Bless the woman, Lucy thought fondly to herself, pouring out the tea into a china cup. Only someone as sensitive and diplomatic as Chloe could possibly use the word ‘self-restraint’ in connection with her. Given the way she’d been carrying on lately, anyway.

‘Thing is …’ Lucy said, uncertain of where to bloody well start. ‘Well, first things first. I was dying to talk to you about … well, about what happened last night. God, I made such a complete fool out of myself. How someone didn’t end up smacking me, I’ll never know.’

Chloe said nothing though, just politely stood there, listening. It was one of the things Lucy really liked about her. Not just the girl’s discretion, but the fact that she was a listener. God knows, they were a very rare breed.

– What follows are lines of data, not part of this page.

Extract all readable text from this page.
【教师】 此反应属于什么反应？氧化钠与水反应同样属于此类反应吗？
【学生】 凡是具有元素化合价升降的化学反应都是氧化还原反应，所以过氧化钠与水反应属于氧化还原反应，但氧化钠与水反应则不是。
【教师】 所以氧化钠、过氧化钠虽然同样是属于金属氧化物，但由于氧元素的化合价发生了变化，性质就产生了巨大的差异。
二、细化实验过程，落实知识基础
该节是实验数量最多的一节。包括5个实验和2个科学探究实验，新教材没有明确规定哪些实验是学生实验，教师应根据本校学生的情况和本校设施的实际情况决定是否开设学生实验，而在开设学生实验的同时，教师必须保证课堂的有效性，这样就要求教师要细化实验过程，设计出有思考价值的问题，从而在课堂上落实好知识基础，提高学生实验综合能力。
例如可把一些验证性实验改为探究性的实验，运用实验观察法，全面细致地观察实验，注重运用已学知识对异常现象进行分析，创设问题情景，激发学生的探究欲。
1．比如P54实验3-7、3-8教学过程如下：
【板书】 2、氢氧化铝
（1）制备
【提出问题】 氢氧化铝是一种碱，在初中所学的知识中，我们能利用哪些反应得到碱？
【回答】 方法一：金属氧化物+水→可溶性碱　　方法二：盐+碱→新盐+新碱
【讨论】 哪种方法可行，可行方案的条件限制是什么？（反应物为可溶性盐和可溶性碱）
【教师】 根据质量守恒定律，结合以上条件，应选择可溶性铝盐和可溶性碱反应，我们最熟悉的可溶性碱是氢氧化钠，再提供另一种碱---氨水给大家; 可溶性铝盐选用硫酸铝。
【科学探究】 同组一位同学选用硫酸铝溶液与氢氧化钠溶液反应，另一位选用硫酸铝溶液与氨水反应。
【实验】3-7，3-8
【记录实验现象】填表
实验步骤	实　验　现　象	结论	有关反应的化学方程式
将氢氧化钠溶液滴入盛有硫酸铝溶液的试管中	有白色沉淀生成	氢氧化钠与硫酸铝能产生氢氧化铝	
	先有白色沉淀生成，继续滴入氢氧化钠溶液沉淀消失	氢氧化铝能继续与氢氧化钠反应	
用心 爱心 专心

‘I can’t tell you how sorry I am,’ she went on. ‘On your very first night and everything – to start acting the maggot like that –’

‘Please, you really don’t have to –’

‘Trust me, it’s more of a penance if I do. But the truth is …’ Lucy sighed, easing herself wearily down onto the bed now, kicking her shoes off and stretching her long legs out. ‘That’s just not the kind of person I am. It’s like – ever since Andrew and I separated, I’ve reverted back to making the same dopey mistakes I did as a teenager and of course then I end up hating myself for it. Drinking like a fish and acting like a stupid, drunk idiot who should know better. I genuinely don’t know what’s come over me. I didn’t used to be like this not so long ago. Back when I was still –’

She broke off here though. Because the end of that sentence was, ‘when I was still with Andrew,’ and that was something she just couldn’t bring herself to articulate.